Division between int-gpuarray and int scalar does not work
Consider:
import pycuda.autoinit
from pycuda import gpuarray
x = gpuarray.to_gpu(np.arange(4))
x / 4
This will give the following exception:
error Traceback (most recent call last)
<ipython-input-1-c5776fbf102a> in <module>()
3
4 x = gpuarray.to_gpu(np.arange(4))
----> 5 x / 4
/usr/local/lib/python3.4/dist-packages/pycuda-2015.1.2-py3.4-linux-x86_64.egg/pycuda/gpuarray.py in __div__(self, other)
476 # create a new array for the result
477 result = self._new_like_me(_get_common_dtype(self, other))
--> 478 return self._axpbz(1/other, 0, result)
479
480 __truediv__ = __div__
/usr/local/lib/python3.4/dist-packages/pycuda-2015.1.2-py3.4-linux-x86_64.egg/pycuda/gpuarray.py in _axpbz(self, selffac, other, out, stream)
319 func.prepared_async_call(self._grid, self._block, stream,
320 selffac, self.gpudata,
--> 321 other, out.gpudata, self.mem_size)
322
323 return out
/usr/local/lib/python3.4/dist-packages/pycuda-2015.1.2-py3.4-linux-x86_64.egg/pycuda/driver.py in function_prepared_async_call(func, grid, block, stream, *args, **kwargs)
506
507 from pycuda._pvt_struct import pack
--> 508 arg_buf = pack(func.arg_format, *args)
509
510 for texref in func.texrefs:
error: required argument is not an integer
As far as I understand, the problem is the following: within __div__, it is assumed that the output has the same dtype as the input, but this is not the case when dividing an integer array by a scalar.
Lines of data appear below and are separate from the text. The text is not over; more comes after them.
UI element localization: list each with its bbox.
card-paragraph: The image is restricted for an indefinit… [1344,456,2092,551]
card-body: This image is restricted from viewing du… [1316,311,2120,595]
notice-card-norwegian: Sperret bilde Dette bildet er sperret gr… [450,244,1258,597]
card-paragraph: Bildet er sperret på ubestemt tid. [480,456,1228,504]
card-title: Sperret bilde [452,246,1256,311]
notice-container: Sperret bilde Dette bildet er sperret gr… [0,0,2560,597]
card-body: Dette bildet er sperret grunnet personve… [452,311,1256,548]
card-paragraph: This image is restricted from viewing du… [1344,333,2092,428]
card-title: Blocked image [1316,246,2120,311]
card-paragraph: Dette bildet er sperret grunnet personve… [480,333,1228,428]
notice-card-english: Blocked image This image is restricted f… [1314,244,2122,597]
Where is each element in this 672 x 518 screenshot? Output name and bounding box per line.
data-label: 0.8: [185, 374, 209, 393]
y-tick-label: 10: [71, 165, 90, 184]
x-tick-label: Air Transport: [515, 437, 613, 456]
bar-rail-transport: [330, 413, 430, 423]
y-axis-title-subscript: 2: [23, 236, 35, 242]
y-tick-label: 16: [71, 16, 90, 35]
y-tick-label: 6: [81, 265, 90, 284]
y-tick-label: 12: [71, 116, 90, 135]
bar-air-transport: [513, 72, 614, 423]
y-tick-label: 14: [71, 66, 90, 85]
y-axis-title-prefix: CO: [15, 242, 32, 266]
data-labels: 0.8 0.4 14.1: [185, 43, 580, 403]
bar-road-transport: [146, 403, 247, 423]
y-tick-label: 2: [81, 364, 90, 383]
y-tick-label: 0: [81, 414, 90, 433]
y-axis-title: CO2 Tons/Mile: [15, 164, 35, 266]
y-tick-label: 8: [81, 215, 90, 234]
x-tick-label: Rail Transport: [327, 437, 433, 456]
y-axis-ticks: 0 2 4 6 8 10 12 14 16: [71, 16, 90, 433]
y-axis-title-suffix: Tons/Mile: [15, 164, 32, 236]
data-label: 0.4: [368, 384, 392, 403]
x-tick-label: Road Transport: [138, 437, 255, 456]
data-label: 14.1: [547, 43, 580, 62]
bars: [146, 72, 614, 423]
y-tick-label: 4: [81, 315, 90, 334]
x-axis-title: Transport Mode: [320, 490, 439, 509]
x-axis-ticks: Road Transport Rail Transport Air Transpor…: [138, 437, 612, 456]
This could be fixed easily by making sure that division always returns a floating point type.
As a sidenote, a related problem is that // (the 'integer division' from Py3) is not yet implemented in gpuarray. As far as I can see, the "turn the division into a multiplication" does not work for that operator, so maybe the division-mechanism should be entirely switched to something other than axpbz.
I'd be happy to take a (tested) patch of either issue, but I don't have the time to work on this myself.